Wenn deine Unsicherheit hingegen nicht auf dein Umfeld sondern auf konkrete Ereignisse in deiner Kindheit zurückzuführen ist, dann ist der Blick darauf aus der zuvor beschriebenen Distanz ebenso möglich als auch nötig. Allerdings kann es in diesem Fall schwerer sein, Distanz zu deiner Unsicherheit aufzubauen. In solchen Fällen identifizierst du dich nämlich viel stärker mit dem Gefühl der Unsicherheit. Dies hängt damit zusammen, dass die Unsicherheit fest an das auslösende Ereignis gekoppelt ist, welches in deinem Unterbewusstsein als Energiekörper verborgen liegt. Denn das Ereignis hat in einem solchen Fall die Unsicherheit erst hervorgerufen und anschließend in Gang gesetzt. Es ist jedoch auch in solchen Fällen möglich, in Phasen von Unsicherheit einen Schritt zurückzutreten und die Rolle des Beobachters einzunehmen. Deine Aufgabe besteht also darin, deine Unsicherheit genau zu untersuchen und sie tiefer kennenzulernen. Wann tritt die Unsicherheit auf und was geschieht konkret in einer solchen Situation mit dir und deinem Körper? Je mehr du über dich, deine Unsicherheit und dein Bezug zu ihr in solchen Momenten wahrnehmen kannst, desto mehr gewinnst du Distanz zu dem Gefühl.

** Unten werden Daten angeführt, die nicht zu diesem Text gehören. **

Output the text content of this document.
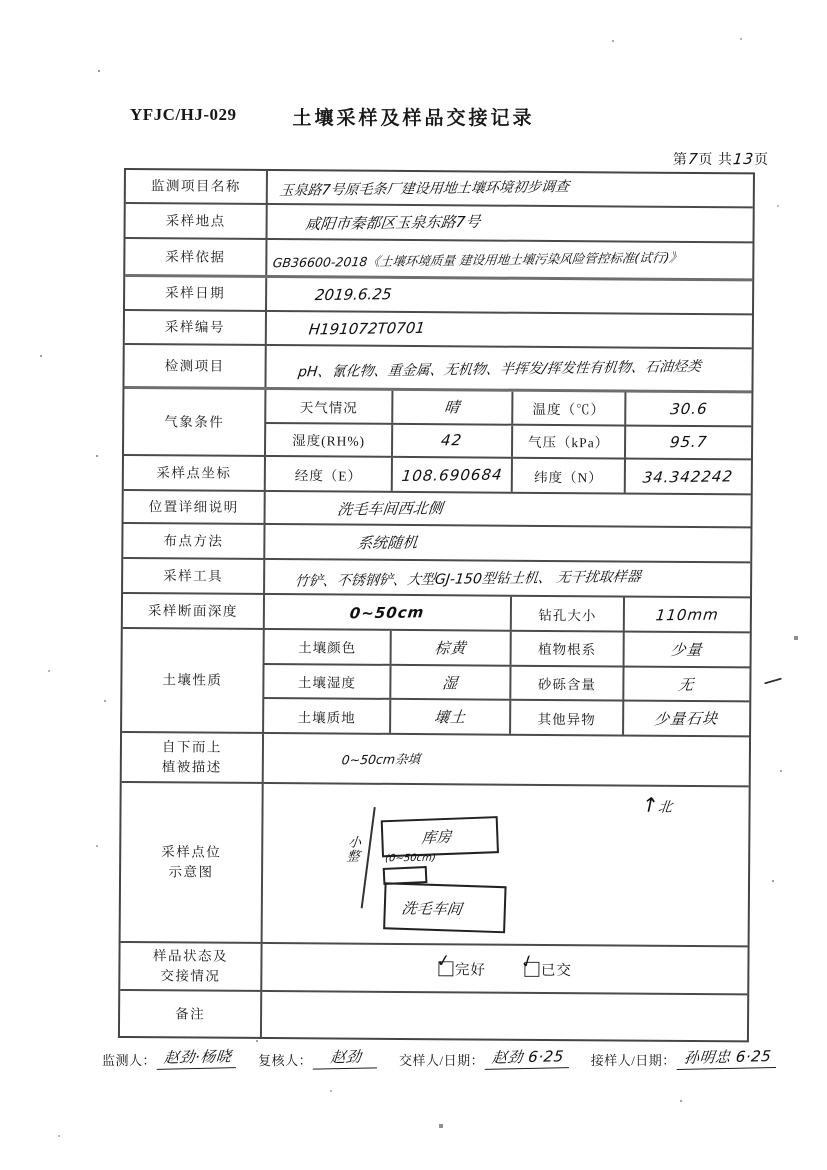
YFJC/HJ-029	土壤采样及样品交接记录
第7页 共13页
监测项目名称	玉泉路7号原毛条厂建设用地土壤环境初步调查
采样地点	咸阳市秦都区玉泉东路7号
采样依据	GB36600-2018《土壤环境质量 建设用地土壤污染风险管控标准(试行)》
采样日期	2019.6.25
采样编号	H191072T0701
检测项目	pH、氰化物、重金属、无机物、半挥发/挥发性有机物、石油烃类
气象条件
天气情况	晴	温度（℃）	30.6
湿度(RH%)	42	气压（kPa）	95.7
采样点坐标	经度（E）	108.690684	纬度（N）	34.342242
位置详细说明	洗毛车间西北侧
布点方法	系统随机
采样工具	竹铲、不锈钢铲、大型GJ-150型钻土机、 无干扰取样器
采样断面深度	0~50cm	钻孔大小	110mm
土壤性质
土壤颜色	棕黄	植物根系	少量
土壤湿度	湿	砂砾含量	无
土壤质地	壤土	其他异物	少量石块
自下而上
植被描述	0~50cm杂填
采样点位
示意图
↑北
库房
(0~50cm)
洗毛车间
小
整
样品状态及
交接情况
✓ 完好 ✓ 已交
备注
监测人： 赵劲·杨晓	复核人：	赵劲	交样人/日期： 赵劲 6·25	接样人/日期： 孙明忠 6·25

Ganz unabhängig davon, ob du zu deiner Unsicherheit schon Distanz hast aufbauen können und sie beobachten kannst, oder ob das noch nicht der Fall ist, kannst du jederzeit beginnen, dich in diesen Phasen mit mehr Neugier und Offenheit zu beobachten – so als ob du dich wie eine andere Person von außen betrachtest. Schaue dich dann aus verschiedenen Perspektiven an, ändere immer wieder den Blickwinkel, damit du Distanz herstellen kannst. Diese Distanz ist wichtig, weil auf diese Weise die Identifikation mit der Unsicherheit unterbrochen wird, und sei es anfangs nur für wenige Augenblicke. Gleichzeitig wird der Zustand des Beobachtens das Gefühl der Unsicherheit ändern und zugleich verringern. Das Ergebnis sollte sein, folgendes zu erkennen: Du bist nicht das Gefühl, sondern du hast es. Und was du hast und dir nicht gefällt, das kannst du leichter ablegen und hinter dir lassen.
Allein das Beobachten und Betrachten der Unsicherheit verändert schon dieses Gefühl. Je mehr du in diese Beobachterrolle kommen kannst, das heißt je mehr Details du über die Unsicherheit und dich in Bezug zu ihr herausfinden kannst, desto achtsamer bist du. Und in diesem Raum der Achtsamkeit geschieht Heilung, ohne dass man mehr dafür tun muss – ganz unabhängig davon ob deine Unsicherheit auf das Umfeld deiner Kindheit oder auf spezifische Ereignisse in ebendieser zurückgeht. Die Suche nach dem Auslöser ist allerdings weniger wichtig, als das Gefühl mit Distanz zu beobachten. Sie soll lediglich dabei helfen, Ängste vor diesem Gefühl abzubauen und es kennenzulernen. Dein Indikator, wie sehr es dir gelingt, dich und die Unsicherheit von außen zu betrachten, wird sein, wie schnell dieses Gefühl in der entsprechenden Situation an Intensität verliert, schließlich gar nicht mehr auftritt und du stattdessen mit Präsenz erscheinst.
Ich wünsche dir Mut und Kraft, diesen Prozess zu durchlaufen und dich darin zu üben, die Unsicherheit loszulassen.